Topographic metrics (slope and aspect) were derived from the PRF 2012 DTM using ArcPy's Spatial Analyst extension. Seven stand-level metrics from the 2018 EFI surfaces — basal area, total aboveground biomass (summed across four size classes), dominant/codominant height, quadratic mean DBH, Lorey's height, stand density, and gross total volume — were loaded as raster layers. Landsat 8 Bands 2–7 (Blue through SWIR2) were included as multispectral predictors; the coastal aerosol band was excluded.
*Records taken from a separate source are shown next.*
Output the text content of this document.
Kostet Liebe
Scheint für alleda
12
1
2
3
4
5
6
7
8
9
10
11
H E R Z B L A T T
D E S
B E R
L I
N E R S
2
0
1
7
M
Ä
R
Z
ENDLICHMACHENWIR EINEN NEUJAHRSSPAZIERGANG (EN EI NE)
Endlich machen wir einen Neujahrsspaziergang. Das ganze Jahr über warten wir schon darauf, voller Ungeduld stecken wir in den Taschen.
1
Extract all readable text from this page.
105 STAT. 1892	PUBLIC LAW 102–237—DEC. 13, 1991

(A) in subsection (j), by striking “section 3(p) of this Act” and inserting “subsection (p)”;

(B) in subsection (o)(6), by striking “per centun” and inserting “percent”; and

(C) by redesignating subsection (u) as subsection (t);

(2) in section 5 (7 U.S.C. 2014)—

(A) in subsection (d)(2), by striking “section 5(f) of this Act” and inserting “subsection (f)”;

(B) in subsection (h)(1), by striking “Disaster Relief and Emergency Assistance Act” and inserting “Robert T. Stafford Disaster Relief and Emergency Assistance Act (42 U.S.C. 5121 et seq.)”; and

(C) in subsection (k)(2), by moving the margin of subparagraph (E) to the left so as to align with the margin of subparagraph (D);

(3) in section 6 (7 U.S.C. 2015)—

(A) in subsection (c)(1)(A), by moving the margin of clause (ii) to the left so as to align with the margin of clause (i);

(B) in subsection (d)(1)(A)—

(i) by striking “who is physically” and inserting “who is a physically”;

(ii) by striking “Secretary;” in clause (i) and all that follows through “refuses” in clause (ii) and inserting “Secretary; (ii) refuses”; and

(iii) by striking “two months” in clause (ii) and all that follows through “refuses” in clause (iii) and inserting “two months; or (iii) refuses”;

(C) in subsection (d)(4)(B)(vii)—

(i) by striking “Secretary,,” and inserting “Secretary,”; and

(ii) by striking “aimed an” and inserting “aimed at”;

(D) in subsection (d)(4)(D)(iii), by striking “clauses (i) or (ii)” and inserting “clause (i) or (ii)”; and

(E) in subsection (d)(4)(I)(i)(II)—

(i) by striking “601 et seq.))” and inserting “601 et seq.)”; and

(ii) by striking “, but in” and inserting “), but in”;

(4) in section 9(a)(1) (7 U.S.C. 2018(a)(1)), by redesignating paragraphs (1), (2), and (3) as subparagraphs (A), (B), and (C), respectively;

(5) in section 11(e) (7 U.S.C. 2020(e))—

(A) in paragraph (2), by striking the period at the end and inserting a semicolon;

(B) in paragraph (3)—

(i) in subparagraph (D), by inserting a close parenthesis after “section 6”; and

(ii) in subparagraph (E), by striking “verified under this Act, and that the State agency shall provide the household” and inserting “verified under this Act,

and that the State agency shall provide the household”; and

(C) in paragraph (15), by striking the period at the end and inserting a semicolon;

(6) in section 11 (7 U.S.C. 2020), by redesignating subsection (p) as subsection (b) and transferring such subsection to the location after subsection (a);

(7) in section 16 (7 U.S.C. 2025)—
All 15 feature layers (7 stand metrics + 6 spectral bands + slope + aspect) were stacked into a composite raster. Ground plot observations with fewer than 3 samples were grouped into an "Other" class to avoid model instability. A RandomForestClassifier was trained on a 70/30 train-validation split and applied pixel-by-pixel to the full landscape composite to produce a wall-to-wall species map.
Using ALS structural metrics alone produced low overall accuracy. Adding Landsat 8 multispectral bands substantially improved per-class precision and recall, confirming that data fusion is necessary for reliable species classification.